Take that, sports cars! Physicists at NIST can accelerate their beryllium ions from zero to 100 mph and stop them in just a few microseconds. What's more, the ions come to a complete stop and hardly feel the effects of the ride. And they're not just good for submicroscopic racing—NIST physicists think their zippy ions may be useful in future quantum computers.
The ions travel 100 times faster than was possible before across a few hundred micrometers in an ion trap—a single ion can go 370 um in 8 microseconds, to be exact (about 100 mph.)
Although ions can go much faster in accelerators, the NIST ions demonstrate precision control of fast acceleration and sudden stops in an ion trap. A close analogy is a marble resting at the bottom of a bowl, and the bowl suddenly accelerating. During the transport, the marble will oscillate back and forth relative to the center of the bowl. If the bowl is suddenly stopped at the right time, the marble will come to rest together with the bowl.
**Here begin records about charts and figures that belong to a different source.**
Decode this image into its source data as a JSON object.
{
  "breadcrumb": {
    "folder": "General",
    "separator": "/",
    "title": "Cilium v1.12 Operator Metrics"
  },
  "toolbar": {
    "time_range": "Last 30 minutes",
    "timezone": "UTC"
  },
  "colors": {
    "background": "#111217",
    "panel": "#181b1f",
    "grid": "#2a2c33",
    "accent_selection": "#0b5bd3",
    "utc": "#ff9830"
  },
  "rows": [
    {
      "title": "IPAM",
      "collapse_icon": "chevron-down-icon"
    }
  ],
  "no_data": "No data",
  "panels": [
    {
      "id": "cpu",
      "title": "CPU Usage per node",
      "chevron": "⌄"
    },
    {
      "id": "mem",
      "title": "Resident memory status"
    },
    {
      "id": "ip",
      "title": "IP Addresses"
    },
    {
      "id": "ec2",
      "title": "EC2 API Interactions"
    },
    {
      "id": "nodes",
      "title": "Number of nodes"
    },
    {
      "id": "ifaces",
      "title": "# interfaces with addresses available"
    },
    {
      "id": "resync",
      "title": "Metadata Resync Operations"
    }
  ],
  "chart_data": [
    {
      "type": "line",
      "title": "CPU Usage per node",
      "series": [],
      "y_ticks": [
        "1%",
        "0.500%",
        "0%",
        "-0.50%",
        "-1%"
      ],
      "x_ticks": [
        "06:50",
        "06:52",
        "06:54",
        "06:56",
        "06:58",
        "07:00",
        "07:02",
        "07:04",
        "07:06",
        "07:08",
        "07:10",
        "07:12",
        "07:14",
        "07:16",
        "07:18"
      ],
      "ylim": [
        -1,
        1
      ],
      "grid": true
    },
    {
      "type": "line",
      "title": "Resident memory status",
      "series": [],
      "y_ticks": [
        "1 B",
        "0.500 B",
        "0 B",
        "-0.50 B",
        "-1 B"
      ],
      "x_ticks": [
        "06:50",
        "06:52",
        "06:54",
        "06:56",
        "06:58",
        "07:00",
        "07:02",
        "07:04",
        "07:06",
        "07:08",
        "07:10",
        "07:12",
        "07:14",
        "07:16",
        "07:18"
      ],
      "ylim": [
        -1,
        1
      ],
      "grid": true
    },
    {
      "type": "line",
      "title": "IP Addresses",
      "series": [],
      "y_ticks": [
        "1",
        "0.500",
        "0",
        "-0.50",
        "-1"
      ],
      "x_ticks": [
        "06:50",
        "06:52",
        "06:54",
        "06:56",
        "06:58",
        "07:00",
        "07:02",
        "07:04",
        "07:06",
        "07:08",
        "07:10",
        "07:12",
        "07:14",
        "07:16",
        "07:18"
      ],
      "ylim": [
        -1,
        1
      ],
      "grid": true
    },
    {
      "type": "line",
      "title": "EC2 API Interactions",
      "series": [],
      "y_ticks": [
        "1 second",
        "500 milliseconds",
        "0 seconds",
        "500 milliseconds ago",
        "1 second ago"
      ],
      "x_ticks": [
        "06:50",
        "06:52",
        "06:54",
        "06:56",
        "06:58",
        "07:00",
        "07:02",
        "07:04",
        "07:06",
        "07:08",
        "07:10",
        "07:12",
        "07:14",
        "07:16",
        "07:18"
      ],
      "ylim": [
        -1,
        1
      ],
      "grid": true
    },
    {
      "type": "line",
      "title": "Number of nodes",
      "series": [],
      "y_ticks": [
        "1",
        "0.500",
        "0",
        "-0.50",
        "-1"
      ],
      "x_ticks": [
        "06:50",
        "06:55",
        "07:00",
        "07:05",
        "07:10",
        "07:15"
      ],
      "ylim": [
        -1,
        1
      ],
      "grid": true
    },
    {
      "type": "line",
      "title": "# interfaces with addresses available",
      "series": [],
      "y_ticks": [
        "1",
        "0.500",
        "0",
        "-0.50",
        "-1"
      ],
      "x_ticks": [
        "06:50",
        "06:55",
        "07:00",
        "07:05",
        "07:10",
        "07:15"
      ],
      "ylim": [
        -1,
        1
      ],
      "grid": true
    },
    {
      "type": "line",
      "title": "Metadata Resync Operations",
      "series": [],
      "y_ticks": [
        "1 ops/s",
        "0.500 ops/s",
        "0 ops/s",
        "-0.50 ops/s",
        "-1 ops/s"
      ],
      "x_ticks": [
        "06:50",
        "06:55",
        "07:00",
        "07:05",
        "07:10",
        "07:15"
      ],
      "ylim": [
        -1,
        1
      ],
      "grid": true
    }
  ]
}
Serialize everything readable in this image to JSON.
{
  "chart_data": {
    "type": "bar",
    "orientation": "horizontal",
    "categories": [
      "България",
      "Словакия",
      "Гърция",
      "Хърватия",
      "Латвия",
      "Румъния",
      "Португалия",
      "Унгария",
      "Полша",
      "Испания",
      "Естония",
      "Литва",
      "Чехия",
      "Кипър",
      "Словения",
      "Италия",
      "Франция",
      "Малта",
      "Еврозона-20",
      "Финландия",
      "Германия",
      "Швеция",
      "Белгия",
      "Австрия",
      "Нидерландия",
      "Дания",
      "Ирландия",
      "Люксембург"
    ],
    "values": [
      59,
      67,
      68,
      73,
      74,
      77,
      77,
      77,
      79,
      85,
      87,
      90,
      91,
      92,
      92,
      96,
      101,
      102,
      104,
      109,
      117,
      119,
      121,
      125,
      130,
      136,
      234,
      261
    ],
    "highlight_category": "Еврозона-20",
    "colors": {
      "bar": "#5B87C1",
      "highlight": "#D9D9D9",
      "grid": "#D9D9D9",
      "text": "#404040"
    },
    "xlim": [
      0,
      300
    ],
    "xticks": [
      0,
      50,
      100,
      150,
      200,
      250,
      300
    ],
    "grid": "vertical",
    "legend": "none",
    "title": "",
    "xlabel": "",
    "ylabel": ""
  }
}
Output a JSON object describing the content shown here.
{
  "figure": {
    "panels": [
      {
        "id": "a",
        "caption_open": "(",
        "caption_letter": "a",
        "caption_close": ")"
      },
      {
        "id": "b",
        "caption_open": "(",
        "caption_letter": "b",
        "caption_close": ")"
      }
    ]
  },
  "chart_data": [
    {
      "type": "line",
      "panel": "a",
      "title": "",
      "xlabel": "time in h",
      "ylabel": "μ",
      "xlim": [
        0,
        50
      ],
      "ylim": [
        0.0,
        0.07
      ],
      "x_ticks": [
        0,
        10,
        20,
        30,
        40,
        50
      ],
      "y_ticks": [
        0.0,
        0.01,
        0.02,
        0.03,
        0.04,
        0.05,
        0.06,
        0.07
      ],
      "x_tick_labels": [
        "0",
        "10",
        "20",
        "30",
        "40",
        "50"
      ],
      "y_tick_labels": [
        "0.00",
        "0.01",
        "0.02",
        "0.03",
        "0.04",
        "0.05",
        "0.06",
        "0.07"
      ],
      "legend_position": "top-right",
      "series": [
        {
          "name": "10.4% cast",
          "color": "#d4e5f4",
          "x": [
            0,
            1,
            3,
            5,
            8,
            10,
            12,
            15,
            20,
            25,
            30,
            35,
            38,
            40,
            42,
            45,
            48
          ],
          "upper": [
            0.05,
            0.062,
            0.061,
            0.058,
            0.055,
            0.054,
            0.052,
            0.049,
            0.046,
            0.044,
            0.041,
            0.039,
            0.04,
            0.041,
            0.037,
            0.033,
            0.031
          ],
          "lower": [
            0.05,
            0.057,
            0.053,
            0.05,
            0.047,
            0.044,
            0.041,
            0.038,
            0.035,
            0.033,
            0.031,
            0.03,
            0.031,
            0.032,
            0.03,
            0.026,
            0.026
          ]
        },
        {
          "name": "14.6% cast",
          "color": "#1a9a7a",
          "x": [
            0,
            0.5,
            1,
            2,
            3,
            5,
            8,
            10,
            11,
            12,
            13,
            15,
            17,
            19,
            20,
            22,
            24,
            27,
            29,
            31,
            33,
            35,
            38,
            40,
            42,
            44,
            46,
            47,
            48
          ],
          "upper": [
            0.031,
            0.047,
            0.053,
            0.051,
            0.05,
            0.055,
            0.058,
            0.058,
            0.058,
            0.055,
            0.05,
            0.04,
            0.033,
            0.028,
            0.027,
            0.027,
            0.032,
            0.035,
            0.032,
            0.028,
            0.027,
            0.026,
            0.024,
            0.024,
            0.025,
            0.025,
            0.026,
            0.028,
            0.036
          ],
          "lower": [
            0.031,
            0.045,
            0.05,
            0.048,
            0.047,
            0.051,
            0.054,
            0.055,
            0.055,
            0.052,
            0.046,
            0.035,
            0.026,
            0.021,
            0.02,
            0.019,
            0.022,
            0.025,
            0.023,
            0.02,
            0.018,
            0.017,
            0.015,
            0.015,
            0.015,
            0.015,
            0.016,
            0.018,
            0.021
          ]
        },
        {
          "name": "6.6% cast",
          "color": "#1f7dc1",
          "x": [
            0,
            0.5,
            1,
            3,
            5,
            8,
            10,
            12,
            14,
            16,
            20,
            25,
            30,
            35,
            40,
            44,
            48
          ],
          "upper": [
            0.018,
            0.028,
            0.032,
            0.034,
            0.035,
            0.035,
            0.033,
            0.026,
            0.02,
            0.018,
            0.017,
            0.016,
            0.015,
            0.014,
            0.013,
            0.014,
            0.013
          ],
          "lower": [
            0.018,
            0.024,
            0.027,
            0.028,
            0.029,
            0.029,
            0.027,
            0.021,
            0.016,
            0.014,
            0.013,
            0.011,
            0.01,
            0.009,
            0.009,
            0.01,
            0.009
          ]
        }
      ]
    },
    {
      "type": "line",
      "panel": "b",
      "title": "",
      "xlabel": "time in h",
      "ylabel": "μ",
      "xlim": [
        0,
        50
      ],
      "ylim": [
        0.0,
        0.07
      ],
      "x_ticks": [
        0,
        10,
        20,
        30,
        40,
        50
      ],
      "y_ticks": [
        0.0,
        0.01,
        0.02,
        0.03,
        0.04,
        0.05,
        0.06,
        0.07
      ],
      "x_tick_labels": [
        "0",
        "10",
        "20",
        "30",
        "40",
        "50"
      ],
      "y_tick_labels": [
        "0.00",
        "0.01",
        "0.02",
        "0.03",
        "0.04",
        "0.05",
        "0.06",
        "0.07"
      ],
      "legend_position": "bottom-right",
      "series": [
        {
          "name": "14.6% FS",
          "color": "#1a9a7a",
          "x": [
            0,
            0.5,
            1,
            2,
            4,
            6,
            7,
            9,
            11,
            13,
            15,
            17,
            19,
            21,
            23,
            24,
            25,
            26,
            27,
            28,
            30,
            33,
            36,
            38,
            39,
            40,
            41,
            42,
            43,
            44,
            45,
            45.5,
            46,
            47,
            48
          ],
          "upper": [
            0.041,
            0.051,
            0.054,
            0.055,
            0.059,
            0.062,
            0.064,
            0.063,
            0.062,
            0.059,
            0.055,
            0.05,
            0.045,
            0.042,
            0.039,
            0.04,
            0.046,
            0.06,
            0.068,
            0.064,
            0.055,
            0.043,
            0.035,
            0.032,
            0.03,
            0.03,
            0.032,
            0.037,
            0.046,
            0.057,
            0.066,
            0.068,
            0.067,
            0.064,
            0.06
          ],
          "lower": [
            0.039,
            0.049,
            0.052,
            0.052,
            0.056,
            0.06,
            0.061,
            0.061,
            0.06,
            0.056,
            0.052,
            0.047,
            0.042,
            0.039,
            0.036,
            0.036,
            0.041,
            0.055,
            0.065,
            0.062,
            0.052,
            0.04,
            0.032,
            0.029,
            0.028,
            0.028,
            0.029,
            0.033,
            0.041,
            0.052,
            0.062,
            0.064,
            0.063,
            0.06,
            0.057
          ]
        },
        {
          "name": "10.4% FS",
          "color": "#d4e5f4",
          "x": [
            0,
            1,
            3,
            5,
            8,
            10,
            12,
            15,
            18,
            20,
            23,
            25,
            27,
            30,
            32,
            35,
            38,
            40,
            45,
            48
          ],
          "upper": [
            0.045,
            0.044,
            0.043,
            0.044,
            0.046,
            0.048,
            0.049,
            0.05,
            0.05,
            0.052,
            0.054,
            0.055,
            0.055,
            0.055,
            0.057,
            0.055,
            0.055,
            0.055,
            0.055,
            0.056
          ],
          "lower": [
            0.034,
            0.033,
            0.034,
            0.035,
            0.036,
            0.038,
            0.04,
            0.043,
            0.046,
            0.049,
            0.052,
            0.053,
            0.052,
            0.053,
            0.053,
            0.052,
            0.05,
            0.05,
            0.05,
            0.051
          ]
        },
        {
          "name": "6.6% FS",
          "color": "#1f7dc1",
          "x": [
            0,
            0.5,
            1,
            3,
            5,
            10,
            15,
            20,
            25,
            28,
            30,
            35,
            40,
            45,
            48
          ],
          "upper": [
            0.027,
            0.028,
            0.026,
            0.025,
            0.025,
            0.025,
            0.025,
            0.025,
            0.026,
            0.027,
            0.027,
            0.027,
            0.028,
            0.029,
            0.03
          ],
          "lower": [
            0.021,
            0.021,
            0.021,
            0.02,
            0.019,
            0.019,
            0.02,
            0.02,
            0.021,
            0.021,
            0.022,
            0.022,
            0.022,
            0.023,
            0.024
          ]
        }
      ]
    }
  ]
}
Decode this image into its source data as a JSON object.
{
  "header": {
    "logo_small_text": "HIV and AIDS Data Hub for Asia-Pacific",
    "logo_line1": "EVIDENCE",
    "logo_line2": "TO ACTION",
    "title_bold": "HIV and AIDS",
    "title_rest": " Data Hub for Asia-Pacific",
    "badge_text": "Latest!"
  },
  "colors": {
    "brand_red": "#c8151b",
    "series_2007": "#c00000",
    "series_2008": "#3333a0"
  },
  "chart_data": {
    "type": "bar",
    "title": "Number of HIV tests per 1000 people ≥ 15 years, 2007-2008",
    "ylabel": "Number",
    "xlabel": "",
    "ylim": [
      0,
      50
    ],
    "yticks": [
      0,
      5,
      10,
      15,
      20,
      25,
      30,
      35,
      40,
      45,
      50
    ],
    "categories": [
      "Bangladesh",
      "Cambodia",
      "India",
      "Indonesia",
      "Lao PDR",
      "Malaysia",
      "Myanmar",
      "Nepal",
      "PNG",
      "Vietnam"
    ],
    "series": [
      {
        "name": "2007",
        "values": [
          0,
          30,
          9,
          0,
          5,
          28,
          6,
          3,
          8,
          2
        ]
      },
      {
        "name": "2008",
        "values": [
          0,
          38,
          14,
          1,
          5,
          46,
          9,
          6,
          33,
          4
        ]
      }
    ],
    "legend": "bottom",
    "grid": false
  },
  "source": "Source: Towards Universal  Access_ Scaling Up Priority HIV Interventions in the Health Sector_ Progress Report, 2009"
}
Furthermore, the NIST researchers assured that their atomic marble's electron energy levels are not affected, which is important for a quantum computer, where information stored in these energy levels would need to be moved around without compromising the information content.
For a quantum computer to solve important problems that are intractable today, the information carried by many quantum bits, or qubits, needs to be moved around in the processor. With ion qubits, this can be accomplished by physically moving the ions. In the past, moving ions took much longer than the duration of logic operations on the ions. Now these timescales are nearly equivalent. This reduces processing overhead, making it possible to move ions and prepare them for reuse much faster than before.
As described in Physical Review Letters, NIST researchers cooled trapped ions to their lowest quantum energy state of motion and, in separate experiments, transported one and two ions across hundreds of micrometers in a multi-zone trap. Rapid acceleration excites the ions' oscillatory motion, which is undesirable, but researchers controlled the deceleration well enough to return the ions to their original quantum state when they came to a stop. A research group from Mainz, Germany, reports similar results.
The secret to the speed and control is custom electronics. NIST researcher Ryan Bowler used fast FPGA (field-programmable gate array) technology to program the voltage levels and durations applied to various electrodes in the ion trap. The smooth voltage supply can move the ions very fast while also keeping them from getting too excited.
With advances in precision control, researchers think ions could be transported even more quickly and yet still return to their original quantum states when they stop. Researchers must also continue to work on the many practical challenges, such as suppressing unwanted heating of the ion motion from noisy electric fields in the environment.